While the performance of Hadoop was stunning, not all companies were conditionally used at the time, while user demand was growing. Some big companies (such as banks, telecoms companies, big retailers, etc.) focus only on products, but do not want to invest too much in technical engineering and consulting services, they need a platform to help them solve problems, which is the original intention of cutting to Cloudera. To some extent, Cloudera is a platform for those who are in need of consultancy and technology. Most of its customers are from traditional industries, and want to use Hadoop to deal with large-scale data that can only be discarded directly before. Now, in addition to these traditional industries, Yahoo!, Facebook, EBay, LinkedIn and other companies are using Hadoop, in cutting's words, their team is "invisible to expand."
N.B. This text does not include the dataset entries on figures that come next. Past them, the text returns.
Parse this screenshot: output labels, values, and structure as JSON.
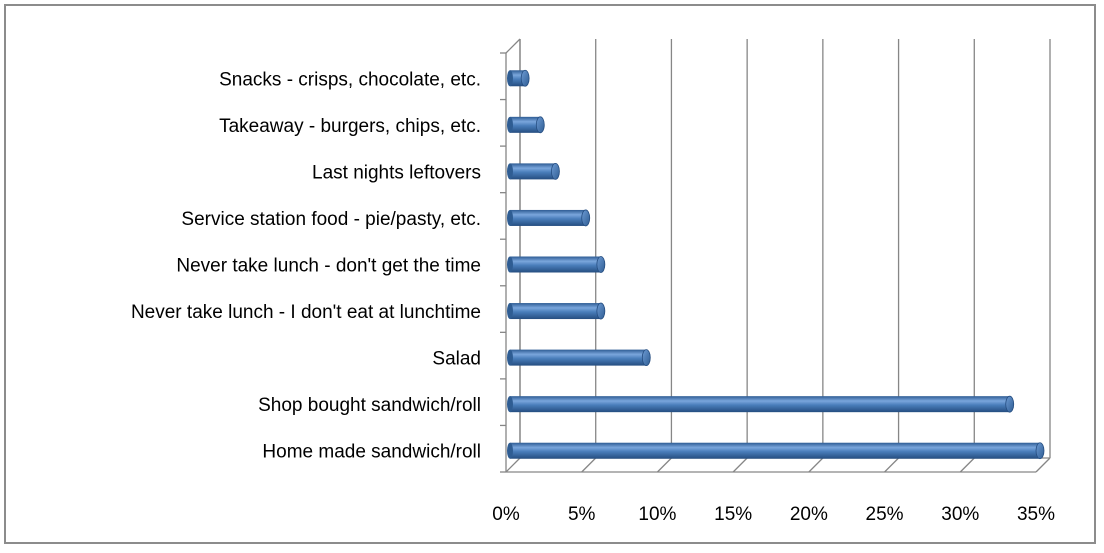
{
  "chart_data": {
    "type": "bar",
    "orientation": "horizontal",
    "style": "3d-cylinder",
    "title": "",
    "xlabel": "",
    "ylabel": "",
    "categories": [
      "Snacks - crisps, chocolate, etc.",
      "Takeaway - burgers, chips, etc.",
      "Last nights leftovers",
      "Service station food - pie/pasty, etc.",
      "Never take lunch - don't get the time",
      "Never take lunch - I don't eat at lunchtime",
      "Salad",
      "Shop bought sandwich/roll",
      "Home made sandwich/roll"
    ],
    "values": [
      1,
      2,
      3,
      5,
      6,
      6,
      9,
      33,
      35
    ],
    "xlim": [
      0,
      35
    ],
    "xticks": [
      "0%",
      "5%",
      "10%",
      "15%",
      "20%",
      "25%",
      "30%",
      "35%"
    ],
    "grid": true,
    "legend": "none",
    "colors": {
      "bar": "#4a7ebb",
      "grid": "#868686"
    }
  }
}
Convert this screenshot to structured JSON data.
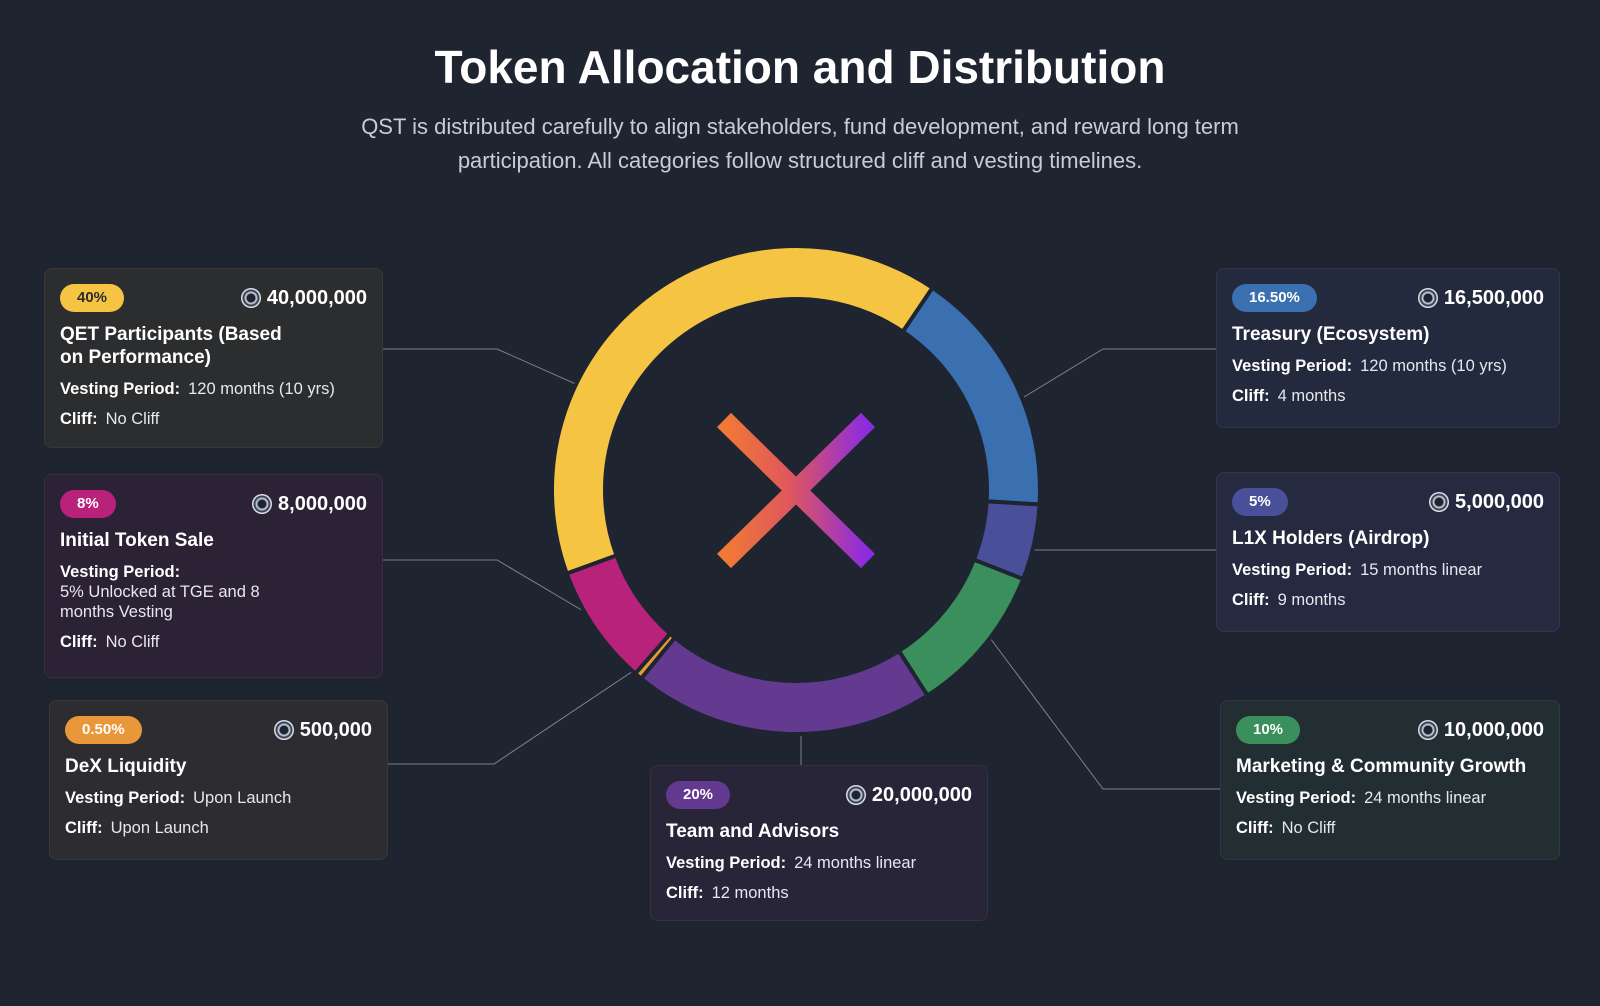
{
  "header": {
    "title": "Token Allocation and Distribution",
    "subtitle": "QST is distributed carefully to align stakeholders, fund development, and reward long term participation. All categories follow structured cliff and vesting timelines."
  },
  "labels": {
    "vesting": "Vesting Period:",
    "cliff": "Cliff:"
  },
  "chart_data": {
    "type": "pie",
    "variant": "donut",
    "title": "",
    "slices": [
      {
        "name": "Treasury (Ecosystem)",
        "percent_label": "16.50%",
        "value": 16.5,
        "amount": "16,500,000",
        "vesting": "120 months (10 yrs)",
        "cliff": "4 months",
        "color": "#3a6fb0"
      },
      {
        "name": "L1X Holders (Airdrop)",
        "percent_label": "5%",
        "value": 5,
        "amount": "5,000,000",
        "vesting": "15 months linear",
        "cliff": "9 months",
        "color": "#4a4f9a"
      },
      {
        "name": "Marketing & Community Growth",
        "percent_label": "10%",
        "value": 10,
        "amount": "10,000,000",
        "vesting": "24 months linear",
        "cliff": "No Cliff",
        "color": "#3a8f5c"
      },
      {
        "name": "Team and Advisors",
        "percent_label": "20%",
        "value": 20,
        "amount": "20,000,000",
        "vesting": "24 months linear",
        "cliff": "12 months",
        "color": "#633a8f"
      },
      {
        "name": "DeX Liquidity",
        "percent_label": "0.50%",
        "value": 0.5,
        "amount": "500,000",
        "vesting": "Upon Launch",
        "cliff": "Upon Launch",
        "color": "#e8983a"
      },
      {
        "name": "Initial Token Sale",
        "percent_label": "8%",
        "value": 8,
        "amount": "8,000,000",
        "vesting": "5% Unlocked at TGE and 8 months Vesting",
        "cliff": "No Cliff",
        "color": "#b8227a"
      },
      {
        "name": "QET Participants (Based on Performance)",
        "percent_label": "40%",
        "value": 40,
        "amount": "40,000,000",
        "vesting": "120 months (10 yrs)",
        "cliff": "No Cliff",
        "color": "#f5c443"
      }
    ],
    "legend": "cards around chart"
  },
  "colors": {
    "background": "#1f2431",
    "badge_qet": "#f5c443",
    "badge_sale": "#b8227a",
    "badge_dex": "#e8983a",
    "badge_team": "#633a8f",
    "badge_treasury": "#3a6fb0",
    "badge_l1x": "#4a4f9a",
    "badge_marketing": "#3a8f5c"
  },
  "icons": {
    "center_logo": "asterisk-logo-icon",
    "coin": "token-coin-icon"
  }
}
Currently, cutting's goal is to develop Hadoop into a redhat in the cloud computing world. "I never thought that, in addition to the search engine, the role of Hadoop can be played in other ways, it has been more attention today than all of my previous imagination." Speaking of success, cutting that his success was mainly due to two points, the enthusiasm for his work (cutting began to do infrastracture classes in college, but also used Lisp to contribute code for Emacs, and he loved the way his program was used by millions of people). The second is the goal not to set too large, to be steadfast, step.

Related Article

Contact Us

The content source of this page is from Internet, which doesn't represent Alibaba Cloud's opinion; products and services mentioned on that page don't have any relationship with Alibaba Cloud. If the content of the page makes you feel confusing, please write us an email, we will handle the problem within 5 days after receiving your email.

If you find any instances of plagiarism from the community, please send an email to: and provide relevant evidence. A staff member will contact you within 5 working days.

A Free Trial That Lets You Build Big!

Start building with 50+ products and up to 12 months usage for Elastic Compute Service

  • Sales Support

    1 on 1 presale consultation

  • After-Sales Support

    24/7 Technical Support 6 Free Tickets per Quarter Faster Response

  • Alibaba Cloud offers highly flexible support services tailored to meet your exact needs.